Latest figures from Transparency International:
https://www.theguardian.com/politics/20 ... riefs-2017

"More than 170 former ministers and senior officials have taken private sector roles related to their old policy briefs in the past six years, research has found, with Sajid Javid, Robert Buckland and Gavin Williamson among the Tory MPs declaring lucrative second jobs in the last few weeks.

It found 30% of those taking jobs after holding senior office were hired in a similar area to their government role, with the highest prevalence among former defence and education office holders. Overall, 177 out of 604 jobs since 2017 were linked to the former policy responsibilities of government ministers and officials."


Jonathan
Jdsk
Posts: 24864
Joined: 5 Mar 2019, 5:42pm

Re: Are we all Trussed up...

Post by Jdsk »

Jdsk wrote: 20 Oct 2022, 10:10pm
..,
What sort of experience does a politician need? Experience of being a politician? Catch 22 comes into play.
...
There's a lot of different jobs done by "politicians".

The big difference that I would draw in our system at the national level is between being an MP and being a Minister. (I happen to think that they should be much more separated but that's not important here.)

MPs need to learn how to do the constituency work, how to work in committees, and how to manage the appalling lifestyle that we impose on them.

Ministers need to learn how to run departments. And very often without the previous opportunities to learn that we take for granted in other jobs.

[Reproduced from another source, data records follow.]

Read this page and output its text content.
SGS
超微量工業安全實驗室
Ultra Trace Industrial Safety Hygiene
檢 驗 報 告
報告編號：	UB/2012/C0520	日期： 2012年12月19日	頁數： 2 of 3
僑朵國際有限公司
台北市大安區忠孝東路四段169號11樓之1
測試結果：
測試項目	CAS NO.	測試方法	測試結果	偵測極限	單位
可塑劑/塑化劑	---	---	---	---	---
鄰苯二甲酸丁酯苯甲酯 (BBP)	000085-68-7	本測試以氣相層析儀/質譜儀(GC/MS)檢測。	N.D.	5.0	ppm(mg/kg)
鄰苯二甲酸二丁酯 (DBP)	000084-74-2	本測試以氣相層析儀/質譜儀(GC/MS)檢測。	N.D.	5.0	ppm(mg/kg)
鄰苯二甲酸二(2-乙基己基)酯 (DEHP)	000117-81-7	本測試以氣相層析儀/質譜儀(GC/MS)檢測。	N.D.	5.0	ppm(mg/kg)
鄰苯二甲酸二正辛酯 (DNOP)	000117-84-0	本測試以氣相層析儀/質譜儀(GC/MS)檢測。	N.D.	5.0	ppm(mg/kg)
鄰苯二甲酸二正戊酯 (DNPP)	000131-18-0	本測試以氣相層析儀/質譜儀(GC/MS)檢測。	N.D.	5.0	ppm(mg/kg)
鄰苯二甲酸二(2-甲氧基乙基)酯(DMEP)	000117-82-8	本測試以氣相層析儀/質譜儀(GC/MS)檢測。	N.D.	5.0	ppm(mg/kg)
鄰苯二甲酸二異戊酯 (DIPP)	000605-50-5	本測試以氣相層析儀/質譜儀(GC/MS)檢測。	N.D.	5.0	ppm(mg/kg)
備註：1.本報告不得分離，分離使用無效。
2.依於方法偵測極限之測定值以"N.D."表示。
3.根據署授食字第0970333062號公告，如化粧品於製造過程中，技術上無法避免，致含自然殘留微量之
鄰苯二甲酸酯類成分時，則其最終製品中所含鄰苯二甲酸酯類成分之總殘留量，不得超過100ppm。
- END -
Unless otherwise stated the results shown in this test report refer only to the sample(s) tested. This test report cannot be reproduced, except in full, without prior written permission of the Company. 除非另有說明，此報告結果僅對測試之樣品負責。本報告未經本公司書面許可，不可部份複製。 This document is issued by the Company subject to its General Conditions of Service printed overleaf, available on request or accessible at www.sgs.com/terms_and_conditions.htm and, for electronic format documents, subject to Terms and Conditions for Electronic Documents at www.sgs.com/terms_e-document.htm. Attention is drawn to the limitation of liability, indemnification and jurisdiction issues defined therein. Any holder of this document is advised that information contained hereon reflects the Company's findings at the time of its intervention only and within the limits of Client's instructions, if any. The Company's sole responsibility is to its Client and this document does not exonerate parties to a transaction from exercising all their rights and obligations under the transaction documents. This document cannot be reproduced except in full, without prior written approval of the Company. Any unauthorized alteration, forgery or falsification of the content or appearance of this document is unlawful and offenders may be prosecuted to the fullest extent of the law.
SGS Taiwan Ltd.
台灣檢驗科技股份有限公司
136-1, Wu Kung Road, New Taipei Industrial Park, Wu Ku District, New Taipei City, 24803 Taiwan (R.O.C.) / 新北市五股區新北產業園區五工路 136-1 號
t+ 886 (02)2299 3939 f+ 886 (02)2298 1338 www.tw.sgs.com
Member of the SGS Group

And there are people who help them to learn. I have the good fortune to know some of those who helped the first Blair administration with this. There wasn't anything particularly surprising in how this was done, but it's often taken as an example of recognising that it's necessary and of being done well.
NB date.

"Train government ministers properly and leave them in post, says ex-cabinet secretary":
https://www.theguardian.com/politics/20 ... -secretary

This has come up several times in the Campbell/Stewart podcasts:
https://en.wikipedia.org/wiki/The_Rest_Is_Politics

Jonathan
toontra
Posts: 1210
Joined: 21 Dec 2007, 11:01am
Location: London

Re: Are we all Trussed up...

Post by toontra »

Jdsk wrote: 24 Mar 2023, 8:57am
...
As I recall. over 200 Tory MPs have second jobs working for "the private sector", where their only "loyalty" lies.
...
Latest figures from Transparency International:
https://www.theguardian.com/politics/20 ... riefs-2017

"More than 170 former ministers and senior officials have taken private sector roles related to their old policy briefs in the past six years, research has found, with Sajid Javid, Robert Buckland and Gavin Williamson among the Tory MPs declaring lucrative second jobs in the last few weeks.

It found 30% of those taking jobs after holding senior office were hired in a similar area to their government role, with the highest prevalence among former defence and education office holders. Overall, 177 out of 604 jobs since 2017 were linked to the former policy responsibilities of government ministers and officials."


Jonathan
Indeed. The notion of politicians committed to "public service" is sadly a dying concept (if it ever truly existed for all but a handful). These days politics is fast track vehicle to well-paid jobs, jobs that wouldn't have been open to these largely un-qualified and under-performing individuals. Their climb up the greasy ladder and stint in the shouting house are merely an enabling necessity.